Comment 16 Brady Eidson 2010-03-09 13:21:13 PST
Created attachment 50341 [details] Quick review, perhaps?
Comment 17 Alexey Proskuryakov 2010-03-09 13:23:59 PST
Comment on attachment 50341 [details] Quick review, perhaps? r=me
Comment 19 Brady Eidson 2010-03-09 14:14:43 PST
(In reply to comment #18) > http://trac.webkit.org/changeset/55742 That fix apparently didn't work. I still don't know why not. Clearly these tests are leaking cookies, causing the failure. I just don't know why the bots are seeing this and I can't reproduce here.
Comment 20 Brady Eidson 2010-03-09 16:09:18 PST
SnowLeopard release bot and Leopard debug bots are clear. I'm still lost as to why Tiger and Leopard release are still failing these tests.

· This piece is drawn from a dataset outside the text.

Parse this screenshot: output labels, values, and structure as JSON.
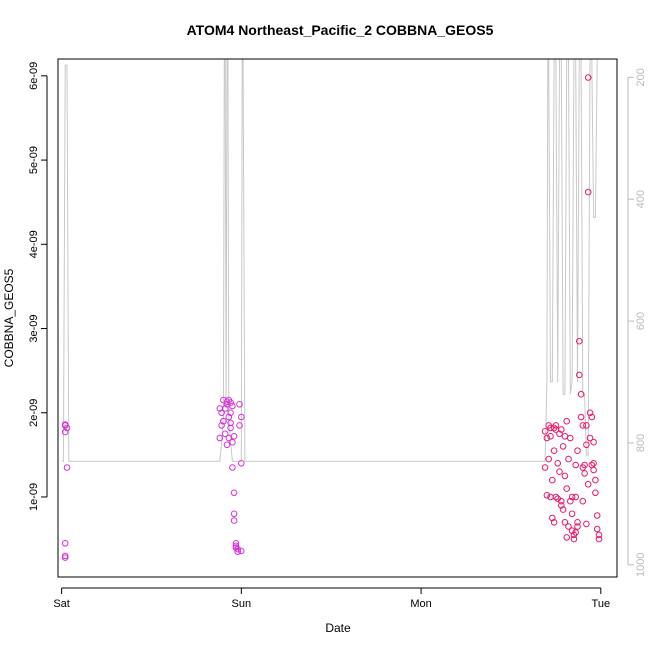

Comment 21 Jeff Johnson 2010-03-12 08:28:21 PST
Verified as fixed with git commit 83853ec7af2cf0f4937a743fe99371b6592017b1 svn r55820. The original time.com URL is no longer demonstrating the original bug with stock 10.6.2 WebKit, but I found another web site that does reproduce the original bug with 10.6.2 WebKit. Fixed in the trunk.
Comment 22 Brady Eidson 2010-03-12 08:53:02 PST
And for full closure on the failing test issue, we made changes to *really* keep the tests consistent and they seem to have stuck.